La corrente costante di opinioni a cui siamo abituati ci ha fatto dimenticare quanto preziose e pericolose esse siano — scriviamo e parliamo e twittiamo il nostro sasso nel fiume e non ci pensiamo due volte. Il più delle volte è OK. Gran parte delle idee è innocua, alcune sono scemenze che non hanno conseguenze, altre sono incredibilmente pericolose. È facile riconoscere le idee genuinamente distruttive: scambiano monete di tristezza, di ingiustizia, di miseria.
Tre sono le idee alla base dell’opinione di Giovanni.
La prima è innocua, i donatori non dovrebbero essere pagati — poche sarebbero le conseguenze, ci sarebbe meno sperma e i donatori sarebbero impercettibilmente più poveri.

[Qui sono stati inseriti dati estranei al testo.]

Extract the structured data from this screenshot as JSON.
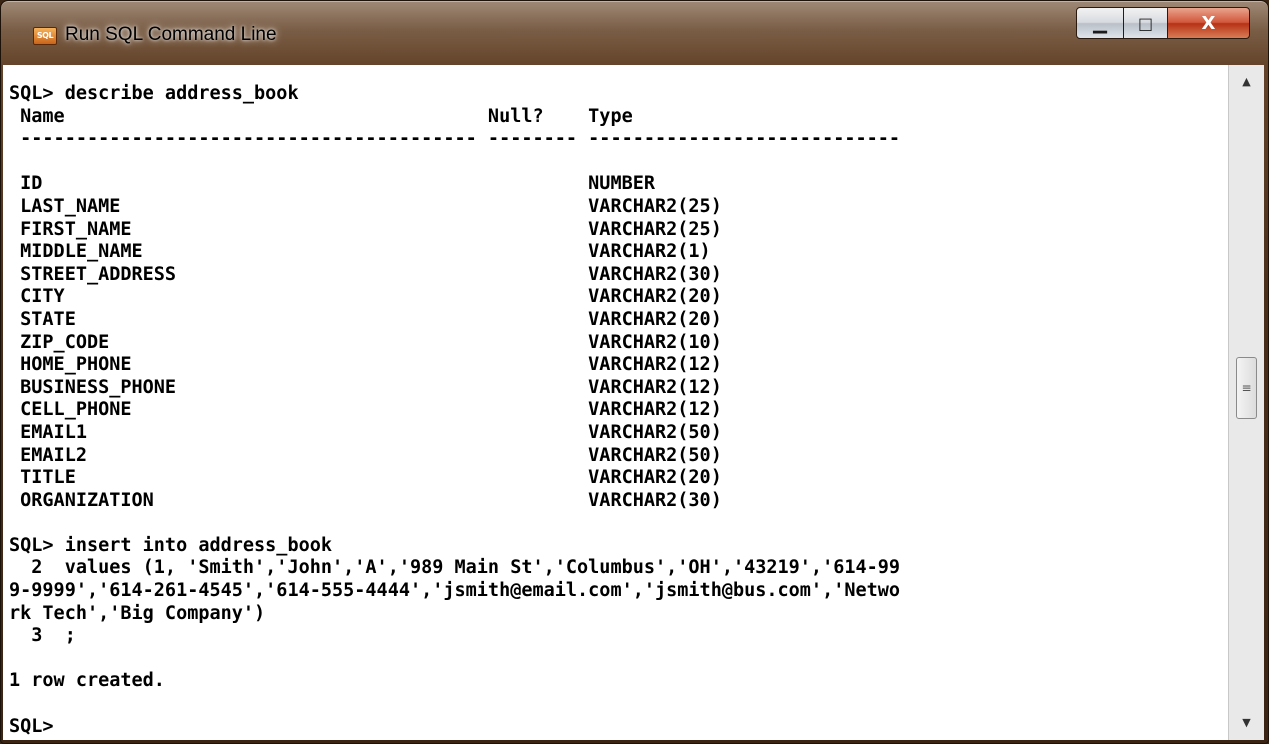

La seconda è buffa, e ruota attorno a questa importanza miracolosa che viene data allo sperma.
La terza è violenta, e mette in dubbio che la maternità sia un diritto di tutti. È un’idea distruttiva, che non porta niente di buono a nessuno e tanta tristezza nell’ipotetica vita delle persone non approvate da Giovanni.
Forse, quando gettiamo il nostro sasso nella corrente, dovremmo provare a chiederci: “Sto rendendo in qualche modo il mondo migliore, o peggiore?”
Chiedere sia negato un diritto così intimo a chiunque è un’affermazione pesante, in nessun modo sostenibile, non “all’antica”, ma retrograda. Punisce i pochi e gli indifesi, colpevoli dell’imperdonabile crimine di essere pochi – per definizione diversi.
È un’idea pericolosa, ed è pericoloso rischiare che si diffonda, come finiscono per fare tutte le idee violente.
Dall’altra parte della virgola, la realtà.
L’intervento della scienza nella creazione della vita e i diritti delle famiglie fuori dal mainstream sono due degli argomenti più discussi e delicati di questi anni. Come spesso accade in questi ambiti la difficoltà è tutta artefatta, umana, e la realtà è più cruda e semplice.
Prendiamola da lontano.
Qualsiasi pretesa che lo sperma sia una forma di vita è fattualmente scorretta. La più diffusa definizione di vita è attualmente “Un sistema chimico autosufficiente capace di manifestare evoluzione darwiniana.” Se decidiamo di chiamare gli spermatozoi vivi, ce la sentiamo di estendere la definizione ai globuli bianchi?Almeno sono diploidi.
Viceversa, qualsiasi idea si abbia sul donare il proprio sperma per 35£, non si tratta di vendere il proprio diritto di paternità — una sentenza del 31 gennaio 2013 ha concesso il diritto ad un padre “venduto” di vedere il proprio figlio, nonostante la resistenza delle madri. Questa è un’area in cui è impossibile generalizzare, da entrambi i lati dell’opinione, e forse è meglio così.
Personalmente non posso concepire come si possa considerare maternità e paternità qualcosa di diverso dal crescere una persona. Una volta cresciuto, ovviamente, il bambino vorrà conoscere la propria provenienza biologica —ma quando incontrerà il suo padre “venduto” sarà un adulto, e quell’adulto sarà stato costruito da chi l’ha cresciuto, prima di tutto.
E ancora, eugenetica? È eugenetica quella di una donna che sceglie come partner e padre del proprio figlio un uomo alto e colto?
Tenendo le parole grosse per la conclusione, possiamo attaccare all’idea di “essere un uomo” mille significati: coraggio, protezione, generosità, fertilità. Quanto è uomo un aitante vigile del fuoco lo è un carismatico studioso, o un operaio che lavora fino allo stremo per mantenere la propria famiglia.
L’umanità è vasta e eterogenea.
Il futuro è abbracciare le nostre gloriose diversità.